As obvious, the problem with the generalized meaning of genocide is that to fill one void it creates another. For if genocide refers to all government murder, what are we to call the murder of people because of their group membership? It is precisely because of this conceptual problem that I created the concept of democide.

We now have three meanings of genocide: legal, common, and generalized. How do these related to democide? Let me try to make this clear through Venn Diagrams. Figure 1A shows two circles, one containing all cases of democide, the other all cases of genocide. Outside of the two circles are all other forms of behavior that is neither democide or genocide. Now, for the legal meaning of genocide, only part of the circle of genocide will overlap that of democide, as shown in the figure. This is because the legal meaning includes nonkilling, while democide includes only killing. The overlap portion of the circles comprise those cases of democide that are the genocidal murder of people in order to eradicate their group in whole or part. That part of the democide circle outside of the overlap contains those murdered for other reasons.

Figure 1B shows the circle of genocide in its common meaning. Then the genocide circle is a smaller one inside the democide circle. That is, in this meaning genocide is a kind of democide, but there are other types of democide as well, such as politicide or the bombing of civilians (see Table 2.1 of Chapter 2).

Now referring to Figure 1C for the generalized meaning of genocide, the genocide and democide circles are the same: democide is genocide and genocide is democide. One of the concepts is then redundant against the other. But then, as I so often point out, what do we call the murder of people because they are, say, Moslems, Jews, or Armenians? This surely is a kind of murder that must be discriminated and understood.

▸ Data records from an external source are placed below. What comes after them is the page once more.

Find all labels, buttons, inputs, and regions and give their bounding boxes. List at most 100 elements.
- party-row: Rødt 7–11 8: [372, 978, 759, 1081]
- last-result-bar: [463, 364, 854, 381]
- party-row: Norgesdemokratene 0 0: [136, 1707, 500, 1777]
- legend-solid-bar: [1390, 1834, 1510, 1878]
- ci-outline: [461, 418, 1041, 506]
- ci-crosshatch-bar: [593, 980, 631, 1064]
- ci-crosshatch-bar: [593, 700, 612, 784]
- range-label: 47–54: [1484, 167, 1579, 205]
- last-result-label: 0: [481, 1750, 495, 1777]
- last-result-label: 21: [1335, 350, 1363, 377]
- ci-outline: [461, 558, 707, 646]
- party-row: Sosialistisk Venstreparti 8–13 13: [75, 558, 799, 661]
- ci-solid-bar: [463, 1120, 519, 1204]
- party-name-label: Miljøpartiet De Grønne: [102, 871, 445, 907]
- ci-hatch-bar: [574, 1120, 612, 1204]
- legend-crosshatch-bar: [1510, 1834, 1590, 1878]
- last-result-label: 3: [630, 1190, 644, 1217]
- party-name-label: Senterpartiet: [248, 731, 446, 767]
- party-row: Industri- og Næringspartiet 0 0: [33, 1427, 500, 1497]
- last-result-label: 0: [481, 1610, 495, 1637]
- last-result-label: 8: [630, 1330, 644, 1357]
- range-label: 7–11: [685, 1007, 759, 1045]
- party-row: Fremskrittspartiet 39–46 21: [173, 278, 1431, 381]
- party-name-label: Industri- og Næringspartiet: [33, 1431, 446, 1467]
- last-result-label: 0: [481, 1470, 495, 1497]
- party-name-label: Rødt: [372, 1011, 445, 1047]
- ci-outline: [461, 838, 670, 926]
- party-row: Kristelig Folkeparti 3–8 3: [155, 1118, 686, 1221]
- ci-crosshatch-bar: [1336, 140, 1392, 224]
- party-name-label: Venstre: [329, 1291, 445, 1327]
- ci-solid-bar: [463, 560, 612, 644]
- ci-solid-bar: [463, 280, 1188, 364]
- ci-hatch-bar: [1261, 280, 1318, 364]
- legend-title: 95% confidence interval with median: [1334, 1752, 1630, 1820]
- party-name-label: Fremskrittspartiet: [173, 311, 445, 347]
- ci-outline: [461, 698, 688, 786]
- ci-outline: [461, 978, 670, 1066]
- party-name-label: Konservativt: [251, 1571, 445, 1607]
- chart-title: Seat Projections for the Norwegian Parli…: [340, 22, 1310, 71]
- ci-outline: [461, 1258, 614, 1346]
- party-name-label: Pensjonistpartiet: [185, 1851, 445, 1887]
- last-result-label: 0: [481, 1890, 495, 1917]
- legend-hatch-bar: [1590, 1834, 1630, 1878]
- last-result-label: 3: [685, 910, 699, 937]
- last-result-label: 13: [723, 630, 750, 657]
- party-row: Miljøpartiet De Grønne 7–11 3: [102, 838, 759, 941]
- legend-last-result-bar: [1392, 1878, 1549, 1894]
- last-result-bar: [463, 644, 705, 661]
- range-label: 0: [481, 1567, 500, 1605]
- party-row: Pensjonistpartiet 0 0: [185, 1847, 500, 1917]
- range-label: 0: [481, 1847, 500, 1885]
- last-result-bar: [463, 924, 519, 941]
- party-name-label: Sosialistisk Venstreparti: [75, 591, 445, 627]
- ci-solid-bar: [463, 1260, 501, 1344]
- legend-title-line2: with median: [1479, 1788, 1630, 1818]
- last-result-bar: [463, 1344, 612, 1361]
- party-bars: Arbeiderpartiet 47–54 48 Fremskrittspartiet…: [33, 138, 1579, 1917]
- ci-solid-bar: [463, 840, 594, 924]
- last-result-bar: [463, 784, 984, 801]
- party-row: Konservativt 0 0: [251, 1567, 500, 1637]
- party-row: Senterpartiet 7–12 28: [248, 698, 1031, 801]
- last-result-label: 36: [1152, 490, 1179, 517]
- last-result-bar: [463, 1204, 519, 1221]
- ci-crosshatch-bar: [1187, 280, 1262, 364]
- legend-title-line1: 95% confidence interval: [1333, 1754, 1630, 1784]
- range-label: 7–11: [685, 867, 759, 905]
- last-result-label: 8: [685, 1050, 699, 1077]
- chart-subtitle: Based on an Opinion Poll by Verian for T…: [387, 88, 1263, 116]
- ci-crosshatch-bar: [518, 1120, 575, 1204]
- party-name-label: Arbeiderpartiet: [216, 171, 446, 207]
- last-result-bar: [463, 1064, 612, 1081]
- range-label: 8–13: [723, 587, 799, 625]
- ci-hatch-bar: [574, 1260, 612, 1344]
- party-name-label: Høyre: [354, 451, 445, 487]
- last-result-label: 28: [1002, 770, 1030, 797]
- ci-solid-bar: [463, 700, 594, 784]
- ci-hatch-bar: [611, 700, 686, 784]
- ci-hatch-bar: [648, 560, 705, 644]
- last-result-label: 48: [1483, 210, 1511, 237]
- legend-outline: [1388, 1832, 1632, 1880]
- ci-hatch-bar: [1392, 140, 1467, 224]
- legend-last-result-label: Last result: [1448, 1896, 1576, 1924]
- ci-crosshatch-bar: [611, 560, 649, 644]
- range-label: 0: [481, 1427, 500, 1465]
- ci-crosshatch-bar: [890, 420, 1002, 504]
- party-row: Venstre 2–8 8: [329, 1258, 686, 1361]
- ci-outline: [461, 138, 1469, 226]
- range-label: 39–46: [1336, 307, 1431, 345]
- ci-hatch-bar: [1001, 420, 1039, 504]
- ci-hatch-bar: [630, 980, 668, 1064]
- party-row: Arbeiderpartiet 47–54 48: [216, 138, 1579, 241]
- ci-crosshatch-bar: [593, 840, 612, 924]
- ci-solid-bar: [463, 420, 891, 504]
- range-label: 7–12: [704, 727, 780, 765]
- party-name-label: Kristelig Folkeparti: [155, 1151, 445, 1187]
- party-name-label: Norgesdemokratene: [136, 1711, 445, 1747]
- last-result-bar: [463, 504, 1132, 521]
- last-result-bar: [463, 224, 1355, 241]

The progress of our knowledge of government murder depends fundamentally on the clarity and significance of our concepts. Especially, these concepts should refer to real world behavior and events that can be clearly and similarly discriminated regardless of the observers and their prejudices. For if any area of social study is laden with predispositions and biases, it surely has to do with the who, why, when, and how of government murder (the meaning of "government" and "murder" are themselves concepts that require clarification, as I tried to do in Chapter 2). For these reasons I believe that both genocide in its common meaning and democide as I have defined it have an important role in understanding government murder. The legal view of genocide, however, is too complex and subsumes behavior too different in kind, such as government murder, government induced psychological damage, government attempting to eliminate a group in whole or in part (what empirical meaning can we give to "in part "?), or government removing children from a group (removing what percentage constitutes genocide?), and so on. In the case of democide, the vast majority of government killing is manifestly murder--the intent to commit murder is inherent in the act itself. For example, soldiers lining up civilians against a wall and shooting them to death without a fair trial is manifestly government murder. And in its common meaning, most cases of genocide can be equally discriminated, as in the Holocaust or of the Armenian genocide in Turkey during 1915-1916.

The conclusion is that genocide should ordinarily be understood as the government murder of people because of their indelible group membership (let the international lawyers struggle with the legal meaning) and democide as any murder by government, including this form of genocide. 


* May, 1998. This was written for this web site in order to help clarify the distinction between genocide and democide. The concept of democide is unique to this web site while genocide is in general use, although as will be shown here, much confused in the literature.